Mac maker Apple (Nasdaq: AAPL) has been schooling its rivals in more ways than one. It would seem that PC competitor Hewlett-Packard (NYSE: HPQ) is heeding this Apple lesson of the day: Design matters. A lot.

Straight from the horse's mouth
Don't just take my words for it -- ask HP CEO Meg Whitman. "Apple taught us that design really matters," she told The Wall Street Journal. "I think we've made a lot of progress." Whitman recalls how when she became CEO late last year, she was issued a company laptop that she affectionately refers to as "a brick" because it was so bulky and heavy.

Even HP's executive chairman, Ray Lane is a Mac user, which doesn't speak much for his confidence in HP's own products. He was photographed using his MacBook Air in a Reuters profile last year.

Source: Reuters. Ray Lane using his computer at home in November 2011.

Rest assured, Whitman wants to change these masonry connotations and is committed to taking design seriously in HP's turnaround. HP remains the world's top PC manufacturer by volume, and Whitman wants to defend the company's position as king of the PC hill, even as Asian players such as Lenovo and Acer continue to eat away at the market share of domestic players such as itself and Dell (Nasdaq: DELL).

She concedes that HP has lost its way in some respects: "I don't think we kept up with the innovation. The whole market has moved to something that is more beautiful."

Let's get this turnaround started
Included in a massive multiyear restructuring plan announced in May, HP has dramatically increased the resources it is putting into design and R&D in the hopes of spurring innovation within the iconic PC giant. Whitman is hoping its renewed focus on design coupled with Microsoft (Nasdaq: MSFT) Windows 8, set for release next month, will reinvigorate lackluster PC sales.

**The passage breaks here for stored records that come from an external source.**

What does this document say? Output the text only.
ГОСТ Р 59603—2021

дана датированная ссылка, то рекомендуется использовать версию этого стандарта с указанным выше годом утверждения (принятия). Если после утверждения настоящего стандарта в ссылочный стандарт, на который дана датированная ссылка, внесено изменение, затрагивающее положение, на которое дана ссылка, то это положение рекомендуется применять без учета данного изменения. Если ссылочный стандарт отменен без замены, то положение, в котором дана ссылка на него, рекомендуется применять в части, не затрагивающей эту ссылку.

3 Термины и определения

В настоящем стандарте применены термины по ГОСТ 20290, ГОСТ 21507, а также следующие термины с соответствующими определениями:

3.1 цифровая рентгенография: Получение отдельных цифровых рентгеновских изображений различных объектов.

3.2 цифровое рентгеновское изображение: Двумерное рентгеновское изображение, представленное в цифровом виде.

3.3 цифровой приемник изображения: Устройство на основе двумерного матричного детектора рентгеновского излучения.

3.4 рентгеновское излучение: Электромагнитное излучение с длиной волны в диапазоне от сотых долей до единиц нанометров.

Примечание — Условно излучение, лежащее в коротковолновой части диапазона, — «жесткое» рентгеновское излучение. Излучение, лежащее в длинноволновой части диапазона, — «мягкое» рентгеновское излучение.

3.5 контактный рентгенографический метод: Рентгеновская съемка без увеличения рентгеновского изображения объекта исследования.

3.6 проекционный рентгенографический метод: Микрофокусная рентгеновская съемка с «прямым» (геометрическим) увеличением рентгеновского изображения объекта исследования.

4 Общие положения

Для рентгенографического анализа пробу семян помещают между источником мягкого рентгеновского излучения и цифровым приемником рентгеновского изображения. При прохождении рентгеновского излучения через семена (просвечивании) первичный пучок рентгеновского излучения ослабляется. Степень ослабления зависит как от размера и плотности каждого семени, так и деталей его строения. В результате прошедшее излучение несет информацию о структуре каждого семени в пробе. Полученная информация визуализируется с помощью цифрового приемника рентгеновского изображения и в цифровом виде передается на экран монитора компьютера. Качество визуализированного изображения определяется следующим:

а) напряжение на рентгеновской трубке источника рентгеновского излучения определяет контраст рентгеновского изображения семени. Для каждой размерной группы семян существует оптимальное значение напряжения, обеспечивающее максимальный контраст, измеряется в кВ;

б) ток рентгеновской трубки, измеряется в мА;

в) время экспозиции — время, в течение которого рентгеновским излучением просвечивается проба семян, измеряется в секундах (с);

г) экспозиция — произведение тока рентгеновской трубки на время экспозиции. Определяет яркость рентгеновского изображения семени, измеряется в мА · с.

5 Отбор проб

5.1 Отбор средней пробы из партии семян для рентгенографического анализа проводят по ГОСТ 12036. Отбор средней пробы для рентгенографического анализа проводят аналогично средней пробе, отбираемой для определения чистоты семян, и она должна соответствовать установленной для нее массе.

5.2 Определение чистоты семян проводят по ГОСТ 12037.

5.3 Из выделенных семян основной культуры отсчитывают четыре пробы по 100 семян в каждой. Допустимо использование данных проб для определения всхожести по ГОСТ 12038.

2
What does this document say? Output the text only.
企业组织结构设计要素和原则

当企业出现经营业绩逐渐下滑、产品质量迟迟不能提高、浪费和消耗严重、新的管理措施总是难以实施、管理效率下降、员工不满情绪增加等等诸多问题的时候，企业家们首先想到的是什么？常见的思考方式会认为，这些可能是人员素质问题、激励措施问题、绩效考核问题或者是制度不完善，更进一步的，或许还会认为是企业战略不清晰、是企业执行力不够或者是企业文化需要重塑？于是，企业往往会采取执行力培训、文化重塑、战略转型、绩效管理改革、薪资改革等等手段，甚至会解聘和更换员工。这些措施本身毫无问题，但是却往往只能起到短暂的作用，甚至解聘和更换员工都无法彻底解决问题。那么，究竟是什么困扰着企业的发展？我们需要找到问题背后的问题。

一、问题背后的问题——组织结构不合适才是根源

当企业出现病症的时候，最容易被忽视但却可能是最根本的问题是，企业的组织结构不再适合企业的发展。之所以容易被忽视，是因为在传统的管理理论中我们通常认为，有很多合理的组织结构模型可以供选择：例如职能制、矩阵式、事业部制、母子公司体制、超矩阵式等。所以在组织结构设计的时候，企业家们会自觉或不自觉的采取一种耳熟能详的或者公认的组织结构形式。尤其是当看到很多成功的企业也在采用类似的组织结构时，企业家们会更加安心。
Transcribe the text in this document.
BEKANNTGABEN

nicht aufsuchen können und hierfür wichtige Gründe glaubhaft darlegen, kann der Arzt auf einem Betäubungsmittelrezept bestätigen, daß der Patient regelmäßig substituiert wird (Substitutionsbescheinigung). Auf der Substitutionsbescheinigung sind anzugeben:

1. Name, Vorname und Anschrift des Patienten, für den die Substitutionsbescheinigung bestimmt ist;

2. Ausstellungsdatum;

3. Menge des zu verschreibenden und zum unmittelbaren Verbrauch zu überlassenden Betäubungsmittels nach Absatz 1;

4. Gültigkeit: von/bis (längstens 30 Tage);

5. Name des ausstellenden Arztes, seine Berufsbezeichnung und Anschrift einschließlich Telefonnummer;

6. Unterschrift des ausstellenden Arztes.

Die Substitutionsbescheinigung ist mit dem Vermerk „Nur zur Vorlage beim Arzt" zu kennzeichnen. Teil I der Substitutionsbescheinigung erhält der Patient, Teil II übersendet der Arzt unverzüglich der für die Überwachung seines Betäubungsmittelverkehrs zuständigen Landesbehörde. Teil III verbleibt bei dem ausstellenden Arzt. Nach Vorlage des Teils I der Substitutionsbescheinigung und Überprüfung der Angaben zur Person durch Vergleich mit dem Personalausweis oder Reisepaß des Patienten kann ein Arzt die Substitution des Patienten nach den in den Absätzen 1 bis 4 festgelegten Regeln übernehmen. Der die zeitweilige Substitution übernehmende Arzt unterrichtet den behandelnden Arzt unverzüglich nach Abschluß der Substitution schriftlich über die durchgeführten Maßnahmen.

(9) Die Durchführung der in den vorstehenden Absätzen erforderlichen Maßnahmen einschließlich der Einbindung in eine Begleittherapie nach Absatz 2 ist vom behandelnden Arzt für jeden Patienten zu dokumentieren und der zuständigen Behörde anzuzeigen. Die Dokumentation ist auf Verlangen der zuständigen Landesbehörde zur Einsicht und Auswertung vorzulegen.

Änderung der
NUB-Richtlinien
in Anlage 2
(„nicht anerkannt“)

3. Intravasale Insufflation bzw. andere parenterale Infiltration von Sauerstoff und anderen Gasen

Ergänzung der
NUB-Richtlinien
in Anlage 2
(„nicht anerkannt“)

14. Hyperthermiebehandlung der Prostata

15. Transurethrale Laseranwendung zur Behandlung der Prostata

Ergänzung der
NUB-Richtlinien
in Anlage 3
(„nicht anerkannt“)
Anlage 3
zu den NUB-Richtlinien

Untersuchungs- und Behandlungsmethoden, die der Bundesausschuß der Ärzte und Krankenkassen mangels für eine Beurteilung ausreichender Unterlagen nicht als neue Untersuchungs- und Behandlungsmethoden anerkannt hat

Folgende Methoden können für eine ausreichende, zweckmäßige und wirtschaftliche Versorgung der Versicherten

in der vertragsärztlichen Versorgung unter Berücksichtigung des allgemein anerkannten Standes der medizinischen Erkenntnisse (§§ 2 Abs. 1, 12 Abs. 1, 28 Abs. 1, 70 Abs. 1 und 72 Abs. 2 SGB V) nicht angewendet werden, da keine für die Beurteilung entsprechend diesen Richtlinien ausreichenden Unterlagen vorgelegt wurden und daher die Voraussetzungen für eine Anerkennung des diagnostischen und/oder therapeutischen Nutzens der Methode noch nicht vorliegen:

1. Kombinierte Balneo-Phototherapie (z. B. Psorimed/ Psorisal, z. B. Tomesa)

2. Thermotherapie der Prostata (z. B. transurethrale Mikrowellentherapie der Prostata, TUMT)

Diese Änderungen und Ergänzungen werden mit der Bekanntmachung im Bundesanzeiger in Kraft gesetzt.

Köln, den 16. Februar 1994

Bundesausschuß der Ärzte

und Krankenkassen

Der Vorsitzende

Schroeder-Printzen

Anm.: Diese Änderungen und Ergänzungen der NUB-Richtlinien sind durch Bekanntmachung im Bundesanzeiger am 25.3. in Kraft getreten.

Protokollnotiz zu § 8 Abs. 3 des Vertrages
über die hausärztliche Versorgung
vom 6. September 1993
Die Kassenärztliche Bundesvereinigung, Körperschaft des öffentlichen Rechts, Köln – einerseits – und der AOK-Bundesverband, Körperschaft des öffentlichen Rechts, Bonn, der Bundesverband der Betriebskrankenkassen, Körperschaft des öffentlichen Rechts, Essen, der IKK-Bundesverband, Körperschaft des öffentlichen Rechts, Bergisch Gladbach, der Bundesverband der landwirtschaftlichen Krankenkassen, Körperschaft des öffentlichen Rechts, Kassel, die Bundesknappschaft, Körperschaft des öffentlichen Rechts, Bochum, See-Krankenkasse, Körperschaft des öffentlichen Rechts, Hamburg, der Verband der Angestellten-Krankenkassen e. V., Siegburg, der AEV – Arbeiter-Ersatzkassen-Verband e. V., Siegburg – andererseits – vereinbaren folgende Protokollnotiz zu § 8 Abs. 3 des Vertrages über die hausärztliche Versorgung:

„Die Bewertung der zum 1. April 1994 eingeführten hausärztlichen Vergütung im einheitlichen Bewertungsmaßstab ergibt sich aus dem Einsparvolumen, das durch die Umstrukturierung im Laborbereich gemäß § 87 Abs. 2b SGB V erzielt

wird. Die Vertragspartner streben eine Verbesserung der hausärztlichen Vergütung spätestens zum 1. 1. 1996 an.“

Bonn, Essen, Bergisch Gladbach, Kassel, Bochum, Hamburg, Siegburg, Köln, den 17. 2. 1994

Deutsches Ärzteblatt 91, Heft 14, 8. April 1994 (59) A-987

HP recently appointed Stacy Wolff as its director of notebook design within the PC business, largely responsible for industrial design and "packaging engineering." He has helped unify the company's notebook lineup with standardized features and characteristics, although some of the products unveiled on his watch bear uncanny resemblances to Apple products, such as the Spectre XT Ultrabook unveiled in May.

Sources: HP and Apple. HP Spectre XT (top) vs. Apple MacBook Air (bottom).

Wolff's team has also reduced the number of pieces that comprise a laptop's primary chassis, transitioning to a single piece of metal or plastic, not unlike Apple's "unibody" approach. Perhaps "not unlike" is being generous; maybe "exactly like" is a more appropriate description.

To boldly go where no Mac has gone before (or ever will)
However, there is one key differentiator that HP can offer to set itself apart from Apple: hybrid convertible devices. Dell is similarly pursuing such devices.

That's an area where Apple has already decided it won't go, believing the inherent tradeoffs in those devices are detrimental to the overall user experience. It is conceivable to consider that Apple might be -- gasp! -- wrong here at telling users what they want, because the idea of a unified device that does it all is arguably very compelling for some users, if only the device could be designed and executed properly from both a hardware and software standpoint.

Source: HP.

Microsoft is making a big bet that Apple's post-PC rhetoric is wrong, focusing on its PC-Plus strategy whereby a single Windows 8 device could offer both a traditional desktop interface for a laptop mode as well as a touch-optimized interface for tablet use. For example, HP just unveiled a lineup of hybrid devices last month, including the HP Envy x2, a hybrid notebook/tablet that counts as one of HP's first Windows 8 devices.

They may still look like Apple knock-offs from a design perspective, but they definitely do something MacBooks and iPads can't and never will.